Geography
- Location: 1433 Ringwood Ave, Haskell, New Jersey, United States
- Coordinates: 41°00′51″N 74°17′54″W﻿ / ﻿41.014260°N 74.298436°W

Organization
- Type: For-profit

Links
- Website: www.wanaquerehab.com

= North Jersey Pediatric and Adult Nursing and Wellness Center =

The Phoenix Center for Rehabilitation and Pediatrics is a long-term care center and nursing home in Haskell, New Jersey. It is a for-profit center that provides treatment to children who are medically fragile or are receiving palliative care. As of October 2018, it had 92 pediatric long-term care beds and 135 for elderly residents, also operating as a long-term nursing home and a rehabilitation center. In July 2019, it was sold and renamed the North Jersey Pediatric and Adult Nursing and Wellness Center.

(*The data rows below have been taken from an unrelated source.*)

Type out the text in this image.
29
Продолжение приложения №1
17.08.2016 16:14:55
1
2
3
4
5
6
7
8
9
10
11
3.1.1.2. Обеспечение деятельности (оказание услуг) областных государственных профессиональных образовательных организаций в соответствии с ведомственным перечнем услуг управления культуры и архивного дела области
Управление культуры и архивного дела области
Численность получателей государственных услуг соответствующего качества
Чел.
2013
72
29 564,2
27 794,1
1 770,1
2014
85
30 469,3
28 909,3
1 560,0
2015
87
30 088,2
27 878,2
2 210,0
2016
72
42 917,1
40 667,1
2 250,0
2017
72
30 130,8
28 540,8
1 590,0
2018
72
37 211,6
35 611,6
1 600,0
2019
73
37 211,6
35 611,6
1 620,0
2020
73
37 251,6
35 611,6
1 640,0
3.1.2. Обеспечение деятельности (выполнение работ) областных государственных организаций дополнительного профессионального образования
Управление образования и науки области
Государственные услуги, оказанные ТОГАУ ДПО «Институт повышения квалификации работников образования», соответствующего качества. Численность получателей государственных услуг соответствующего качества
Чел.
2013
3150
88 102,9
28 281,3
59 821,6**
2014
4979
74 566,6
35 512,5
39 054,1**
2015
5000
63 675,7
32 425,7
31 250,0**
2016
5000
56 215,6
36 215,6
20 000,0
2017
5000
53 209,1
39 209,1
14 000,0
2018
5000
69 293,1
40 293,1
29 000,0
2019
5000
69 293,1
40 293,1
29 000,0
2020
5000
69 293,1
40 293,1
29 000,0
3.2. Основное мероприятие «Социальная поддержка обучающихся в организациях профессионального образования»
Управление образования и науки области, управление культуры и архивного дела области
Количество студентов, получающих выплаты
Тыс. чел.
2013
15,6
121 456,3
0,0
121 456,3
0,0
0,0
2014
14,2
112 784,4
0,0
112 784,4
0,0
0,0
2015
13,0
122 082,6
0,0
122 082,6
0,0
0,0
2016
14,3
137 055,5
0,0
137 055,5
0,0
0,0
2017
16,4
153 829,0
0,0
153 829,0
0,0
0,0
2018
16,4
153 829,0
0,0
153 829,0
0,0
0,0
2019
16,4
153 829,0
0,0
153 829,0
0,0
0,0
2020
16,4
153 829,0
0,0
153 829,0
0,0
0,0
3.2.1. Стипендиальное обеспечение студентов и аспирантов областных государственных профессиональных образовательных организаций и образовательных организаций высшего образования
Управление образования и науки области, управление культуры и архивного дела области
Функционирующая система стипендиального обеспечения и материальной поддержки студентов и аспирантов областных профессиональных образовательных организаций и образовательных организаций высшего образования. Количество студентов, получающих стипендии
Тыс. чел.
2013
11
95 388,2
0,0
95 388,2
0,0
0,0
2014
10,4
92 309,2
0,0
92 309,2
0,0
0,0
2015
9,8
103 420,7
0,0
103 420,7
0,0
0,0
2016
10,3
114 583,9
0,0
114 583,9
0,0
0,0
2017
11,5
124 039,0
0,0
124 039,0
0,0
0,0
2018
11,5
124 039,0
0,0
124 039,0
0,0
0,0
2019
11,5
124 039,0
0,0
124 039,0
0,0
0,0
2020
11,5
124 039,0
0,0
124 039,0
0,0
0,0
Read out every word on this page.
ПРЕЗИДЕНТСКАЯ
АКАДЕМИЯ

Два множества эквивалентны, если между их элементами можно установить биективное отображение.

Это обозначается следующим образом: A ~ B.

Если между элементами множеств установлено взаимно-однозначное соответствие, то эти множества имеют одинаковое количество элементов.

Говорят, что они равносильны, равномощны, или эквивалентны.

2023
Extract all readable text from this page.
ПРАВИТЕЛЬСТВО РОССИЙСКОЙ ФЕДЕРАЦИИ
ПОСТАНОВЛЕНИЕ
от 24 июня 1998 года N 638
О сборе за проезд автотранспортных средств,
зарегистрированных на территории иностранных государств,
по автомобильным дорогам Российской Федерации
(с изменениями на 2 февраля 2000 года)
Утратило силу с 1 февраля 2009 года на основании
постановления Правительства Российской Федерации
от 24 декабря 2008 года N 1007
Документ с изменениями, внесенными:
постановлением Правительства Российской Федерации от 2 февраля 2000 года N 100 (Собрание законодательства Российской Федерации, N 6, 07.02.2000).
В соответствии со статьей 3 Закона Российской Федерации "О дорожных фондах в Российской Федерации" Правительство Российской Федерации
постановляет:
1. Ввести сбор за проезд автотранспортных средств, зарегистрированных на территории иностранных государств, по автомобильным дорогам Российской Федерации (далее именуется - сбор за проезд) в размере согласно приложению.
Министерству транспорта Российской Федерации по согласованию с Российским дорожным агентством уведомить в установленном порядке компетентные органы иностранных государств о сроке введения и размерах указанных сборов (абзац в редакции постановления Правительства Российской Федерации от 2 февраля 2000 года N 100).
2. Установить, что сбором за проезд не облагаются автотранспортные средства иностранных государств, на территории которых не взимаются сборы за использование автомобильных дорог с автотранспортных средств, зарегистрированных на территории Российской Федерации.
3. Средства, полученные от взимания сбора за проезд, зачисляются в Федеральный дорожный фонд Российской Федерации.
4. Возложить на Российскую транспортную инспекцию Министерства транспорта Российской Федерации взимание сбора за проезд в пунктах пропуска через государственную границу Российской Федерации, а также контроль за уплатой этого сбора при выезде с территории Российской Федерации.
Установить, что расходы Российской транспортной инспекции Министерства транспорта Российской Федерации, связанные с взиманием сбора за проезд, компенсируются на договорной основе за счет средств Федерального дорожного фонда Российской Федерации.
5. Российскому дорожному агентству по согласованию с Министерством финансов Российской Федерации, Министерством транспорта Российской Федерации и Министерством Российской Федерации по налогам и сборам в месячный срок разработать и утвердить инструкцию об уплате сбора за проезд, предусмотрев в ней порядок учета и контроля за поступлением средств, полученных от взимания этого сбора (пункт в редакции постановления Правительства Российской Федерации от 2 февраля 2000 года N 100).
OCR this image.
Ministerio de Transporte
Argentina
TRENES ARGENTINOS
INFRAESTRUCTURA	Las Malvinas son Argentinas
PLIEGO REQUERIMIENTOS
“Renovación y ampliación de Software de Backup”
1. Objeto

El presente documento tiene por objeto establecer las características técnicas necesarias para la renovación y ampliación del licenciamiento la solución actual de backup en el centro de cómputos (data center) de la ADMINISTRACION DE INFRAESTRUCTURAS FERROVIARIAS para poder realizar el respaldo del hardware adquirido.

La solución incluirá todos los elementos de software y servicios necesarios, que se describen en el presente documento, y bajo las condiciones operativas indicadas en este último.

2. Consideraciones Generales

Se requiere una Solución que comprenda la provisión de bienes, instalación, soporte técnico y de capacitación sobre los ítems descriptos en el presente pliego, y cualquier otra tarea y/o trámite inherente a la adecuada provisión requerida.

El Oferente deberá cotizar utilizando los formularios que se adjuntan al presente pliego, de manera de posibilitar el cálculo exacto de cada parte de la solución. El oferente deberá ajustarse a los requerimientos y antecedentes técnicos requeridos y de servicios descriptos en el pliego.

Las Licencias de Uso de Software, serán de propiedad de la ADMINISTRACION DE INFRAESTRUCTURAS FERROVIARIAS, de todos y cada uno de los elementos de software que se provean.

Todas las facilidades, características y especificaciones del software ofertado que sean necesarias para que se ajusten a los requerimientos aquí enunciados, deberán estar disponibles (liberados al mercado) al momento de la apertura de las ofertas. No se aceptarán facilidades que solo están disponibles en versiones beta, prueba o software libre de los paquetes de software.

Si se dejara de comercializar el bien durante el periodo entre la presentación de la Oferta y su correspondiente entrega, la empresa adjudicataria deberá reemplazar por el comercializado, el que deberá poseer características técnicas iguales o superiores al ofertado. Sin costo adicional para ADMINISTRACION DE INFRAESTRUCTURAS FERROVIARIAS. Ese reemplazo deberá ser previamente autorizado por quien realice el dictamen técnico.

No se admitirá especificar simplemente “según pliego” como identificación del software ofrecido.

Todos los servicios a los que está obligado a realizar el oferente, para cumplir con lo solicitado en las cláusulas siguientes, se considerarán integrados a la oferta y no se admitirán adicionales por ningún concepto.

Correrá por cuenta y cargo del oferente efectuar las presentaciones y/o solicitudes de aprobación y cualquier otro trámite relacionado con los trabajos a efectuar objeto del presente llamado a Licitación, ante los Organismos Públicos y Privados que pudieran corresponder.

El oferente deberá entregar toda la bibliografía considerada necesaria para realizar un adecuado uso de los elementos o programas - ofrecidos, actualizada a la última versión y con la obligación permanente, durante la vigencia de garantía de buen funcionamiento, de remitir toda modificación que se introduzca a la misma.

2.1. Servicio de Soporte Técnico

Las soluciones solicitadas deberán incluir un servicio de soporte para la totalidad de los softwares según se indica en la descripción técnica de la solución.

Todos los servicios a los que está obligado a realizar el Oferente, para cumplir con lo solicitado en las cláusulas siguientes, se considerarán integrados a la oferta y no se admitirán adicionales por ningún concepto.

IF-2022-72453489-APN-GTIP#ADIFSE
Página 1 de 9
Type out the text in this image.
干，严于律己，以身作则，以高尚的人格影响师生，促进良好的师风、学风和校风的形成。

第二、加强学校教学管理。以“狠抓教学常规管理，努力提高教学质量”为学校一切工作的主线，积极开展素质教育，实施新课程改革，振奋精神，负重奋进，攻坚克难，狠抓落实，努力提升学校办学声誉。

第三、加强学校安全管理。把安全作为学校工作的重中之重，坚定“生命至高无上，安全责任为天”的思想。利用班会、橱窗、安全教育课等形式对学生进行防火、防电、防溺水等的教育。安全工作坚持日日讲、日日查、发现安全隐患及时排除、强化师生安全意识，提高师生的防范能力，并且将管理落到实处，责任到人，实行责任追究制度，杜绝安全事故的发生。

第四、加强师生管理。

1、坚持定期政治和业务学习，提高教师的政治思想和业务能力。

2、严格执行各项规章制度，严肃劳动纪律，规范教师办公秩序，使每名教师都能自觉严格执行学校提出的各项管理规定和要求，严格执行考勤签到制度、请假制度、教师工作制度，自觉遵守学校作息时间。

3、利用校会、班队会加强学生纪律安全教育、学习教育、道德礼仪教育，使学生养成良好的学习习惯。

In late 2018, a severe adenovirus outbreak at the facility received international attention. Ultimately, 11 children died and 36 residents and one staff member were diagnosed in "one of the nation's deadliest long-term-care outbreaks."

==History==
In 2014 it was purchased by Eugene Ehrenfeld and Daniel Bruckstein of Continuum Healthcare LLC. In December 2018, Eugene Ehrenfeld and David Bruckstein continued to own the facility. Wanaque Center, in July 2019, was renamed the North Jersey Pediatric and Adult Nursing and Wellness Center. It had been sold to new owners and was awaiting approval from the state for the transfer of its license.

===2018 adenovirus outbreak===
Main topic: 2018 United States adenovirus outbreak
The 2018 United States adenovirus outbreak began at the Wanaque Center for Nursing and Rehabilitation.

The head of the New Jersey Department of Health was notified on October 19, when five children had died.

A hearing was held by the state Senate Health Committee on the Wanaque outbreak on December 3, 2018. Wanaque Center failed to send a representative, saying that it was protecting patient privacy and that the hearing was not the appropriate place to discuss the outbreak. Senator Richard Codey suggested that the Senate subpoena the Wanaque Center owners to attend if they refused in the future. At the hearing, the NJ health department head announced that state health policy had been changed as a result of the outbreak, requiring the health commissioner to be notified immediately when outbreaks result in the deaths of children.

=== 2019 investigations and bill ===

On March 2, 2019, Wanaque Center was fined $600,000 by the federal government based on state and federal inspections. Wanaque Center attorneys said they would contest the findings. On March 29, 2019, it was reported that the center could resume admitting pediatric ventilator patients after the state ban lifted. At the time, Senator Codey was calling for a criminal probe into the center, arguing the facility should not be operating.

In spring 2019, another respiratory virus outbreak, hMPV, infected three staff members and three patients at Wanaque. Wanaque followed new protocols, with no deaths.

In direct response to the Wanaque outbreak, on June 6, 2019, a New Jersey health department report called for a new law requiring long-term care facilities to develop disease outbreak plans. A new bill based on the report was signed by the governor in August 2019, after passing both houses of state legislature late June 2019. At the time the bill was signed, Wanague remained under state and federal investigation for how it handled the outbreak.

==Facility==
By February 28, 2019, the center still had 92 beds for children and 135 for elderly residents. In June 2019, it was one of 11 New Jersey nursing homes flagged by federal inspectors for persistently unsafe conditions by the Centers for Medicare & Medicaid Services.